Les degrés de latitude l'un après l'autre franchis, nous pénétrâmes plus en avant dans la zone intertropicale en direction de l'équateur... Alors le ciel changea d'aspect et les formations nuageuses reparurent... Ce furent tout d'abord de longues et épaisses masses blanches floconneuses, déchirées, bourgeonnantes ou en nappes étirées, qui semblaient presque flotter tout juste au dessus de l'océan... A plus de 10000 mètres d'altitude, ce paysage de nuages tout en bas, paraissait déchiré comme un grand désert blanc suspendu et tout troué de bleu...

Ensuite surgirent, échappées de la gigantesque muraille nuageuse de la Zone Intertropicale de Convergence, des formations complexes et étrangement architecturées, de cumulo-nimbus... Dont les sommets, cette fois, étaient tout proches, au dessous de l'avion... Et quel spectacle que ces énormes masses de nuages, mouvantes, changeant de couleurs et de formes ; aux bourgeonnements et aux étirements en hauteur... Dont les développements pouvaient tout aussi bien atteindre une altitude de douze mille mètres!

A ce moment là je pus observer que la température extérieure était de moins 43 degrés à 10900 m d'altitude...

L'on imagine alors la surface de l'océan surchauffée par le rayonnement solaire, l'évaporation, l'accumulation de la vapeur d'eau, les violents courants ascendants à l'intérieur de la masse de nuage, le refroidissement en altitude... Et la brutalité, l'intensité de la pluie retombant...

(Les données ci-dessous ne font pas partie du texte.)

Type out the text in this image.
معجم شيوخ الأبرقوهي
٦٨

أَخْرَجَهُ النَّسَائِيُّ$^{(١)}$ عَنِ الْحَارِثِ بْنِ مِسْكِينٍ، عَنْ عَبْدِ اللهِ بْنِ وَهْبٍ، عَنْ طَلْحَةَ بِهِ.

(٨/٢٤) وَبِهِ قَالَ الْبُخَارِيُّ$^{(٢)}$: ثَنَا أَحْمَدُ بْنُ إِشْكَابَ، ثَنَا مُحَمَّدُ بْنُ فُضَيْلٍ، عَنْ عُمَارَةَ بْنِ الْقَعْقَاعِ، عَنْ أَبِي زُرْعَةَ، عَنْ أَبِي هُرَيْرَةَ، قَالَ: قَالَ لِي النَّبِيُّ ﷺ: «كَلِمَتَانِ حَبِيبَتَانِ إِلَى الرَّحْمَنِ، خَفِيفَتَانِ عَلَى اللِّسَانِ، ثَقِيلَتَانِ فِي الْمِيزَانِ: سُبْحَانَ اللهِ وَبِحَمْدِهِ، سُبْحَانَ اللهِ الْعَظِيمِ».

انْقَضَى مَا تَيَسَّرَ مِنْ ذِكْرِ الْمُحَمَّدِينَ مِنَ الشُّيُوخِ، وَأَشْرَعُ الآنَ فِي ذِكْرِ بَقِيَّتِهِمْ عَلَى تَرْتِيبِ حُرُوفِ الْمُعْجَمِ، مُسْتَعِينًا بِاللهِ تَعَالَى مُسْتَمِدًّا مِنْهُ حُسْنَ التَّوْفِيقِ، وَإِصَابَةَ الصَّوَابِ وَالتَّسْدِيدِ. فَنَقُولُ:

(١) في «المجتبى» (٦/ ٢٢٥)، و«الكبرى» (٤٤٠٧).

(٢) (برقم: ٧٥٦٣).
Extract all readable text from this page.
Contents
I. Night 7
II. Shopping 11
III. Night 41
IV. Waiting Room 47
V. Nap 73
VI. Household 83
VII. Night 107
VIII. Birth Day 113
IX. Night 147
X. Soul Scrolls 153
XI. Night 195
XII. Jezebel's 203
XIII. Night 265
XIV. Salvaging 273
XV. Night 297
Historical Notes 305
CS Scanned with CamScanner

Depuis l'anticyclone des Açores dans l'hémisphère Nord sur l'Atlantique, souffle l'alizé du Nord Est vers l'équateur, et depuis l'anticyclone de Sainte Hélène au large de l'Afrique sur l'Atlantique, souffle l'alizé du Sud Est dans l'hémisphère Sud vers l'équateur... De la rencontre brutale entre les deux alizés, nait une “cellule” dépressionnaire appelée “zone intertropicale de convergence” (une bande de très grosses formations nuageuses, un véritable “mur” oscillant tout au long de l'année avec l'inclinaison de la Terre entre le voisinage de l'équateur et le tropique).

Mais cette “muraille” de nuages n'est cependant pas continue et elle se meut avec quelques différences d'une année sur l'autre...

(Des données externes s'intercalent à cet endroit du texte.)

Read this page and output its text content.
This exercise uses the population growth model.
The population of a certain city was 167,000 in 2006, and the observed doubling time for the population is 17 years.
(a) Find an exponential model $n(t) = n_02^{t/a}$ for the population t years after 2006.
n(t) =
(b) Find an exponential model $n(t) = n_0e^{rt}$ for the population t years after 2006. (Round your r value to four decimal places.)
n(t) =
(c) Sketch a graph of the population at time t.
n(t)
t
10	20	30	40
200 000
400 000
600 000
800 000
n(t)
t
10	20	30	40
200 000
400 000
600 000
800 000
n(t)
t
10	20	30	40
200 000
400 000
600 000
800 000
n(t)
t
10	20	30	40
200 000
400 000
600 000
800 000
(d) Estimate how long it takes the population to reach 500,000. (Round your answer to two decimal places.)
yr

Alors que nous n'étions plus qu'à 1700 km de la Guyane, il y eut un “éclaircissement” et les formations de nuages se dispersèrent, se réduirent... Et dans le lointain, sans doute de l'autre côté de l'équateur, comme un “mirage de terre”, flottait au ras de l'horizon la “muraille” grise, blanche et bourgeonnante de la “zone intertropicale de convergence” : il devait bien manquer deux ou trois degrés de latitude pour que la ZIC touche la Guyane par le Sud... (en principe la “grande saison des pluies” en Guyane, c'est de mi avril à mi juillet)...

A quelque 400 km de Cayenne environ, l'on nous annonça que les manoeuvres d'approche allaient commencer. D'ailleurs l'altitude n'était plus que de 9000 m au dessus de l'Atlantique à ce moment là, trois quarts d'heure avant l'atterrissage. Mais depuis le hublot je ne voyais rien vers l'avant, à part l'aile de l'avion... Il était donc hors de question de voir apparaitre la côte de Guyane.

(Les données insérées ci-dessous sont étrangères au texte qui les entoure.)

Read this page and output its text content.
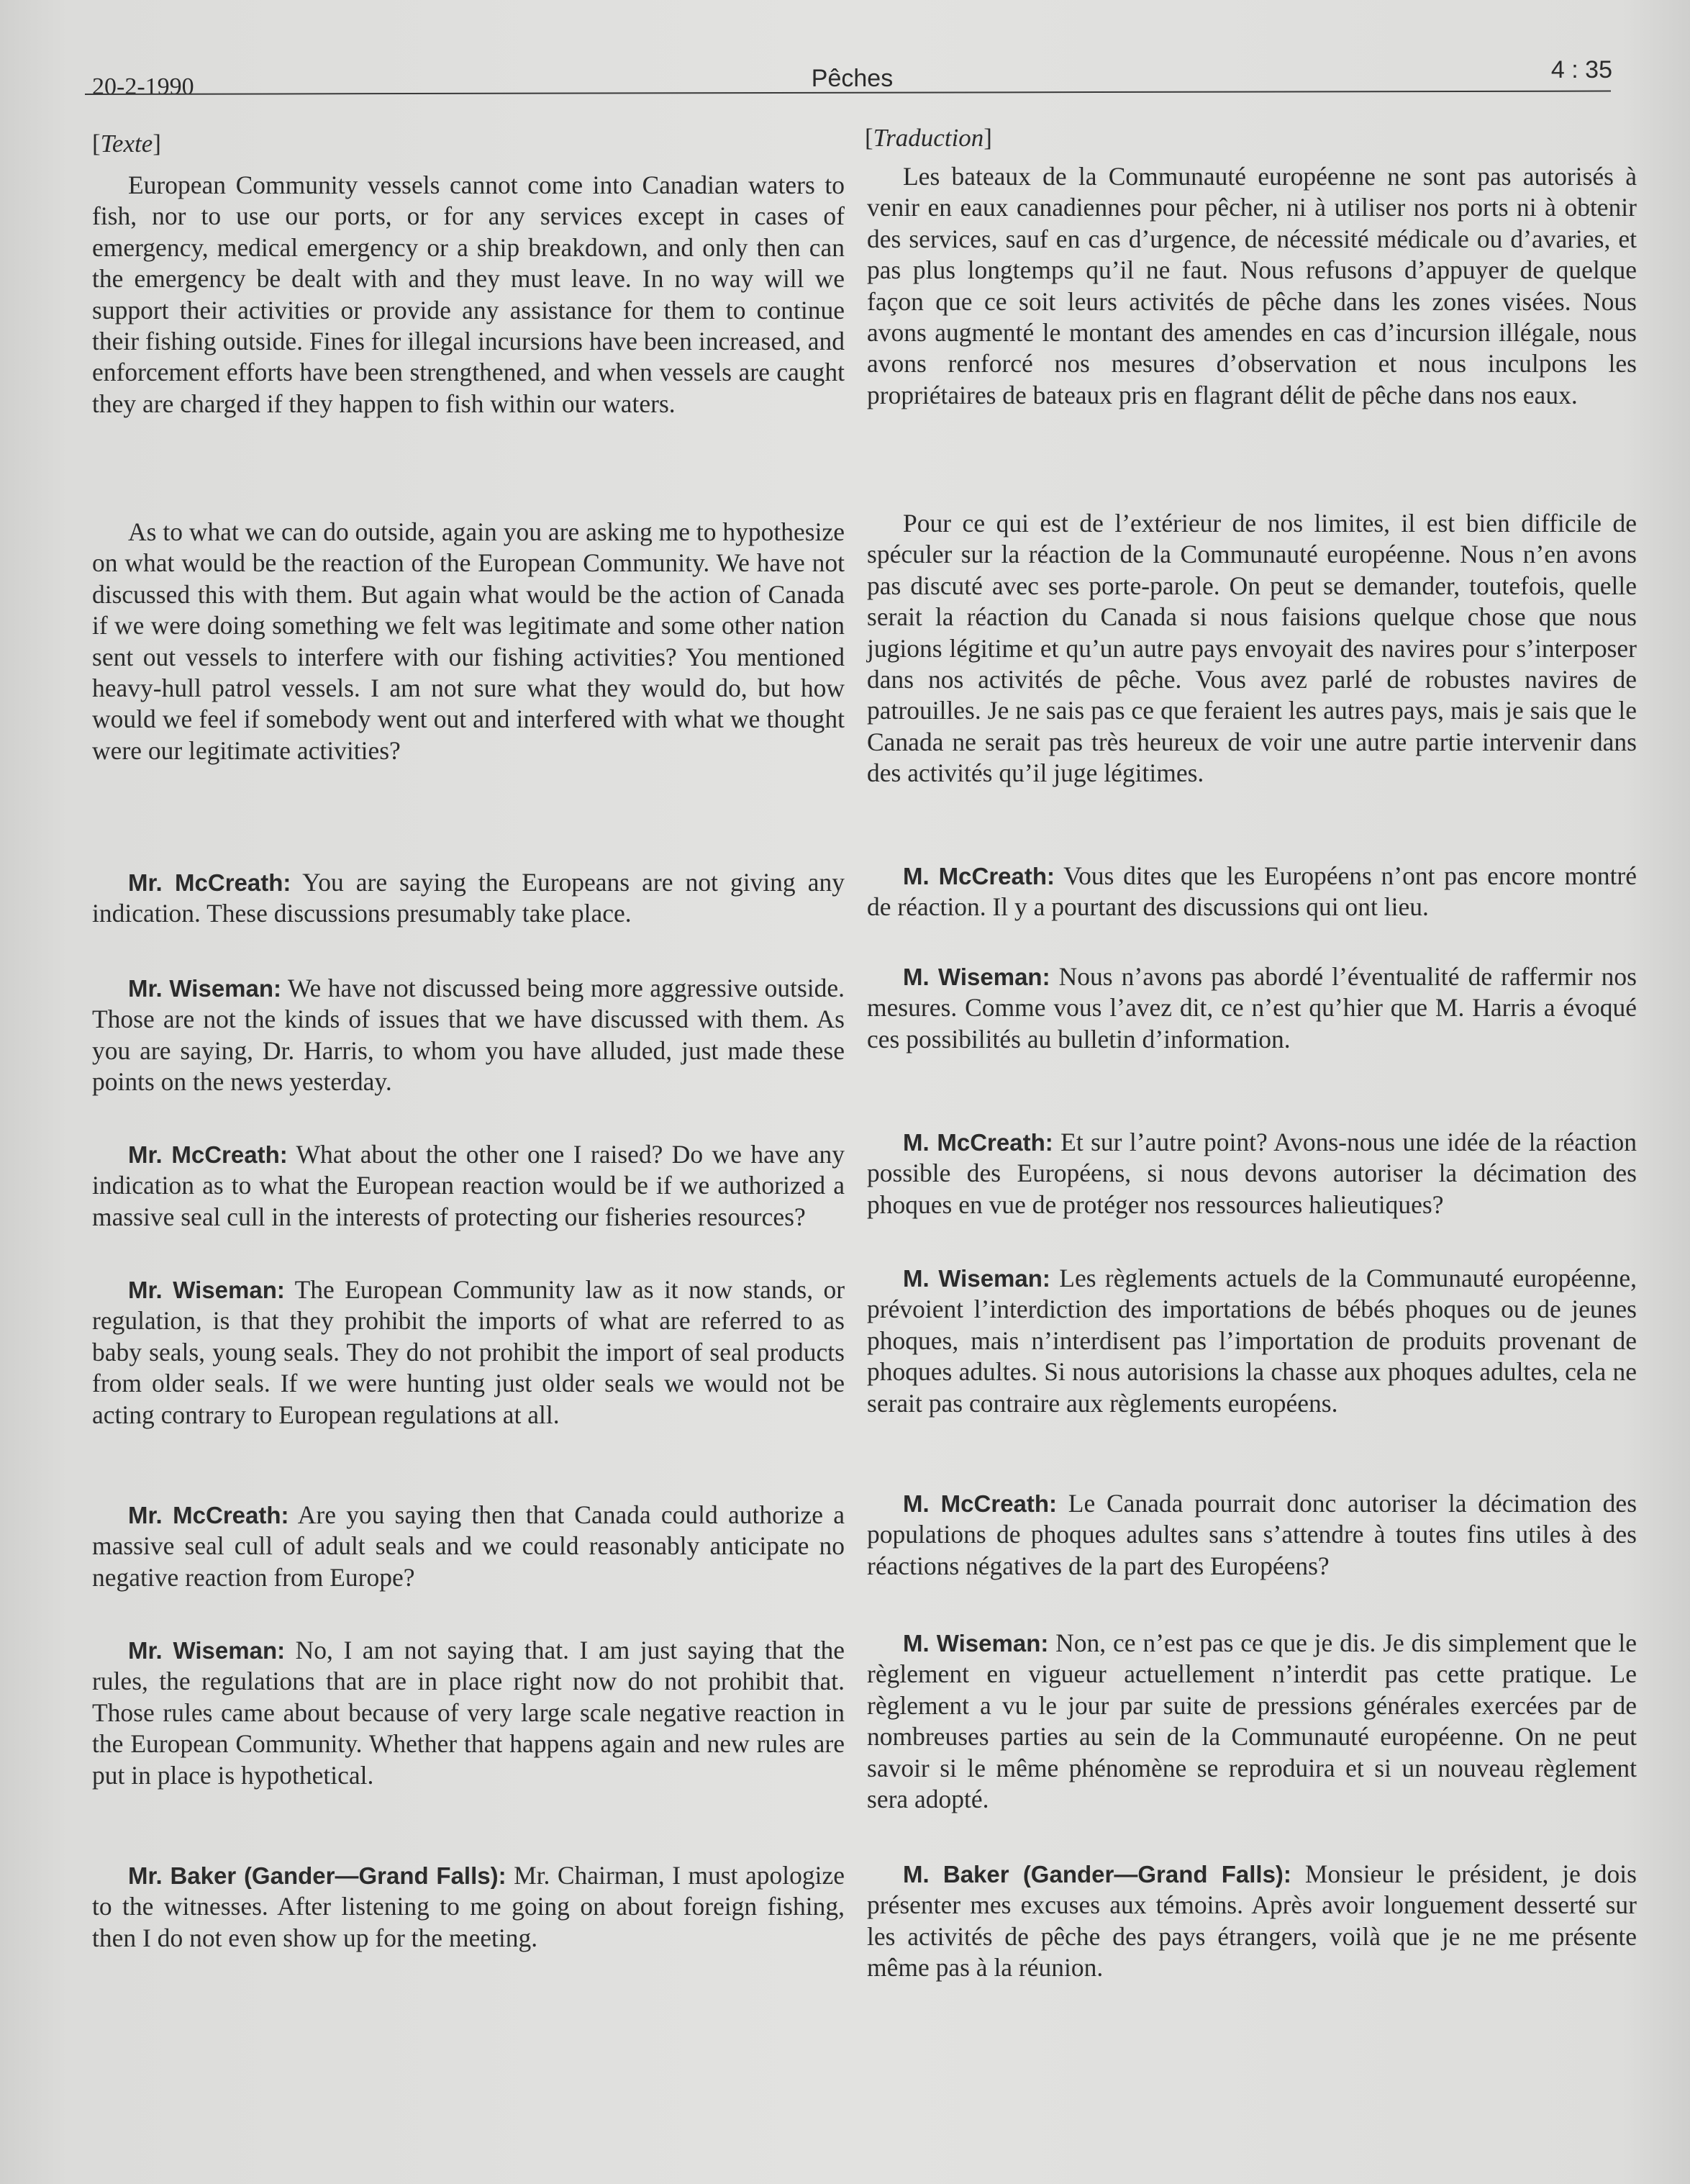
20-2-1990	Pêches	4 : 35
[Texte]

European Community vessels cannot come into Canadian waters to fish, nor to use our ports, or for any services except in cases of emergency, medical emergency or a ship breakdown, and only then can the emergency be dealt with and they must leave. In no way will we support their activities or provide any assistance for them to continue their fishing outside. Fines for illegal incursions have been increased, and enforcement efforts have been strengthened, and when vessels are caught they are charged if they happen to fish within our waters.

As to what we can do outside, again you are asking me to hypothesize on what would be the reaction of the European Community. We have not discussed this with them. But again what would be the action of Canada if we were doing something we felt was legitimate and some other nation sent out vessels to interfere with our fishing activities? You mentioned heavy-hull patrol vessels. I am not sure what they would do, but how would we feel if somebody went out and interfered with what we thought were our legitimate activities?

Mr. McCreath: You are saying the Europeans are not giving any indication. These discussions presumably take place.

Mr. Wiseman: We have not discussed being more aggressive outside. Those are not the kinds of issues that we have discussed with them. As you are saying, Dr. Harris, to whom you have alluded, just made these points on the news yesterday.

Mr. McCreath: What about the other one I raised? Do we have any indication as to what the European reaction would be if we authorized a massive seal cull in the interests of protecting our fisheries resources?

Mr. Wiseman: The European Community law as it now stands, or regulation, is that they prohibit the imports of what are referred to as baby seals, young seals. They do not prohibit the import of seal products from older seals. If we were hunting just older seals we would not be acting contrary to European regulations at all.

Mr. McCreath: Are you saying then that Canada could authorize a massive seal cull of adult seals and we could reasonably anticipate no negative reaction from Europe?

Mr. Wiseman: No, I am not saying that. I am just saying that the rules, the regulations that are in place right now do not prohibit that. Those rules came about because of very large scale negative reaction in the European Community. Whether that happens again and new rules are put in place is hypothetical.

Mr. Baker (Gander—Grand Falls): Mr. Chairman, I must apologize to the witnesses. After listening to me going on about foreign fishing, then I do not even show up for the meeting.

[Traduction]

Les bateaux de la Communauté européenne ne sont pas autorisés à venir en eaux canadiennes pour pêcher, ni à utiliser nos ports ni à obtenir des services, sauf en cas d’urgence, de nécessité médicale ou d’avaries, et pas plus longtemps qu’il ne faut. Nous refusons d’appuyer de quelque façon que ce soit leurs activités de pêche dans les zones visées. Nous avons augmenté le montant des amendes en cas d’incursion illégale, nous avons renforcé nos mesures d’observation et nous inculpons les propriétaires de bateaux pris en flagrant délit de pêche dans nos eaux.

Pour ce qui est de l’extérieur de nos limites, il est bien difficile de spéculer sur la réaction de la Communauté européenne. Nous n’en avons pas discuté avec ses porte-parole. On peut se demander, toutefois, quelle serait la réaction du Canada si nous faisions quelque chose que nous jugions légitime et qu’un autre pays envoyait des navires pour s’interposer dans nos activités de pêche. Vous avez parlé de robustes navires de patrouilles. Je ne sais pas ce que feraient les autres pays, mais je sais que le Canada ne serait pas très heureux de voir une autre partie intervenir dans des activités qu’il juge légitimes.

M. McCreath: Vous dites que les Européens n’ont pas encore montré de réaction. Il y a pourtant des discussions qui ont lieu.

M. Wiseman: Nous n’avons pas abordé l’éventualité de raffermir nos mesures. Comme vous l’avez dit, ce n’est qu’hier que M. Harris a évoqué ces possibilités au bulletin d’information.

M. McCreath: Et sur l’autre point? Avons-nous une idée de la réaction possible des Européens, si nous devons autoriser la décimation des phoques en vue de protéger nos ressources halieutiques?

M. Wiseman: Les règlements actuels de la Communauté européenne, prévoient l’interdiction des importations de bébés phoques ou de jeunes phoques, mais n’interdisent pas l’importation de produits provenant de phoques adultes. Si nous autorisions la chasse aux phoques adultes, cela ne serait pas contraire aux règlements européens.

M. McCreath: Le Canada pourrait donc autoriser la décimation des populations de phoques adultes sans s’attendre à toutes fins utiles à des réactions négatives de la part des Européens?

M. Wiseman: Non, ce n’est pas ce que je dis. Je dis simplement que le règlement en vigueur actuellement n’interdit pas cette pratique. Le règlement a vu le jour par suite de pressions générales exercées par de nombreuses parties au sein de la Communauté européenne. On ne peut savoir si le même phénomène se reproduira et si un nouveau règlement sera adopté.

M. Baker (Gander—Grand Falls): Monsieur le président, je dois présenter mes excuses aux témoins. Après avoir longuement desserté sur les activités de pêche des pays étrangers, voilà que je ne me présente même pas à la réunion.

Toujours sous un soleil éblouissant encore très haut dans le ciel à cette heure là, vers 16h locale, d'importantes formations de nuages surgirent peu à peu et le ciel tout entier devint un immense espace en trois dimensions, et comme “urbanisé” de gigantesques “monuments” aux nombreux étages, dômes et terrasses ou “jardins suspendus” ; séparés les uns des autres par de larges et profonds “couloirs” bleus... Tout en bas, couraient de petites bandes plus modestes, mais plus sombres, de nuées mouvantes et déchirées...

Et c'est alors qu'à 3000, puis 2000 m d'altitude, se révélèrent à ma vue, l'île Royale, l'île St Joseph et l'île du Diable (îles du Salut en face de Kourou)... Et enfin la côte ou plus précisément, la mangrove...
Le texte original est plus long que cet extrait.